The skin of this ordinary boy - the person he stepped into so as to have his afternoon of pretend - comes off. It peels off painfully, like a scab that has hadn't finished healing He is raw and pained, undone and exposed.

He loves her and he loves her and he loves her and he loves her and he loves. He loves her so much that it physically hurts. When he sees Mitsuri's face or reads her words, his rib cage cracks open to let his heart soar upwards. When he's around her, he can't think clearly, his mind a haze of joy and despair.

He never felt this kind of hunger before he met her. Some frightened part of him wishes he could hate her for inducing this want. But he can't. He could never hate her. She'd done nothing but be kind and sweet and provide the best company he's ever had in his life.

He loves her and, worst of all, it's not as if he can't have her. He knows it would only take a word, a phrase, and she would be his. If he confessed his love, Mitsuri would most likely accept it. She's repeated over and over how she joined to find a husband. She dreams of a domestic life, despite all the talents that allow her to thrive in the Corps.

But he can't.

He won't.

He can't inflict this kindhearted girl with a lifetime spent with someone like him. He can't taint her with his poison nor saddle her with children that have the same filthy blood on them that runs through his veins. His goddamn family line can't be allowed to continue, not through him. He can't be allowed to be happy.

Yet he can't stay away either.

Sometimes, when he isn't around her, he dreams of a life his other self might have. That version of him who isn't scarred or stained by the past. That version of him who might love her freely, kiss her, marry her, give her everything she's ever wanted simply for the joy of seeing her contented face.

He can't be with her and he can't stay away. He is drawn to her warmth, her joy, her smile.

Maybe he really is a moth to her flame. He keeps coming back, even if the fire's heat hurts him every time.
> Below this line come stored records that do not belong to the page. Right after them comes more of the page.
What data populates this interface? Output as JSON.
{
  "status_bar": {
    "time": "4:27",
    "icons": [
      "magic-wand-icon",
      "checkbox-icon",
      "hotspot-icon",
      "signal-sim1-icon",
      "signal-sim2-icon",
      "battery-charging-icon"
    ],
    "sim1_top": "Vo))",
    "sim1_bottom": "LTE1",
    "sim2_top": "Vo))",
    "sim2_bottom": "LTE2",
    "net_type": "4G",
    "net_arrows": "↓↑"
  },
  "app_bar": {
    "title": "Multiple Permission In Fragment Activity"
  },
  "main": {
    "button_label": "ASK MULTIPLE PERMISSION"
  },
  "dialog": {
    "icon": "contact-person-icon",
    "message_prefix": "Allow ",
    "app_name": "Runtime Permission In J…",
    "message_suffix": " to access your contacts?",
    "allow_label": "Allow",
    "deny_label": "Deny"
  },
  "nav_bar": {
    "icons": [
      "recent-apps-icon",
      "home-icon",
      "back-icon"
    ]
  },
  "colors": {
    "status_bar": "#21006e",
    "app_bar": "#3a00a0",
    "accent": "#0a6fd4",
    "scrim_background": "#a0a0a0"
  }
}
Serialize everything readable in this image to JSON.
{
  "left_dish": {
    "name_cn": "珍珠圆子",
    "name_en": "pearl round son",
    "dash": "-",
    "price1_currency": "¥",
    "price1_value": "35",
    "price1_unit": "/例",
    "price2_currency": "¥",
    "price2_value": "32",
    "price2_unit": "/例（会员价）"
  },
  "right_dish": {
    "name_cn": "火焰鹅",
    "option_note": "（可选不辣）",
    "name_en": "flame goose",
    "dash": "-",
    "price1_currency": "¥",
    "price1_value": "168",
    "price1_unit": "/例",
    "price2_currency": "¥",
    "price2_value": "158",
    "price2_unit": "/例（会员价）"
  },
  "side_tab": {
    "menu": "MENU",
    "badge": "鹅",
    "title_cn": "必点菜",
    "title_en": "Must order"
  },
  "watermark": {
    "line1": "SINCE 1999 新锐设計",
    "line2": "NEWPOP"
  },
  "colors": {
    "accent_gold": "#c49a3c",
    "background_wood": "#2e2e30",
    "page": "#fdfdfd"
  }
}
He is thankful the road is empty this late in the day so that no one can see him. He is thankful that the sun sets shortly and it will be night shortly. Soon it will be too dark for anyone to see his dazed expression nor the tear lines down his face.

Kaburamaru curls tightly around Obanai's shoulders in an approximation of a hug. Obanai knows his companion doesn't understand why he's in pain. The snake only senses that his human hurts and the poor creature doesn't know what else to do but remind him that he is close by.

His hand comes up and brushes against the smooth scales, acknowledging the snake's gesture.

"Thank you," he whispers softly.

The pain dulls with each passing breath, with each step that puts distance between him and Mitsuri.

The sun sets and the moon rises in its place, one celestial body replacing the other.

In the distance, he can see the faint late night lights of the town that supposedly a demon is hiding in.

He swipes at his face with his haori's sleeve, wiping away the only physical remnants of his despair.

He can't be with her because demons poisoned his family with promises of riches. So he will punish them. He's always hated them but now more than ever, hatred of their kind fuels him like the best kindling. He will find and kill every demon, even if it destroys him, body and soul. It's the only way he can redeem himself for his family's deaths. It's the only way he can cleanse himself and see Mitsuri in the next life.

"Maybe next time, I'll tell you," he says to the quiet night air.

He isn't sure what the "next time" means. Their next meeting? Their next life? It doesn't matter. It's not now.

Like a moth towards flame, he approaches the town.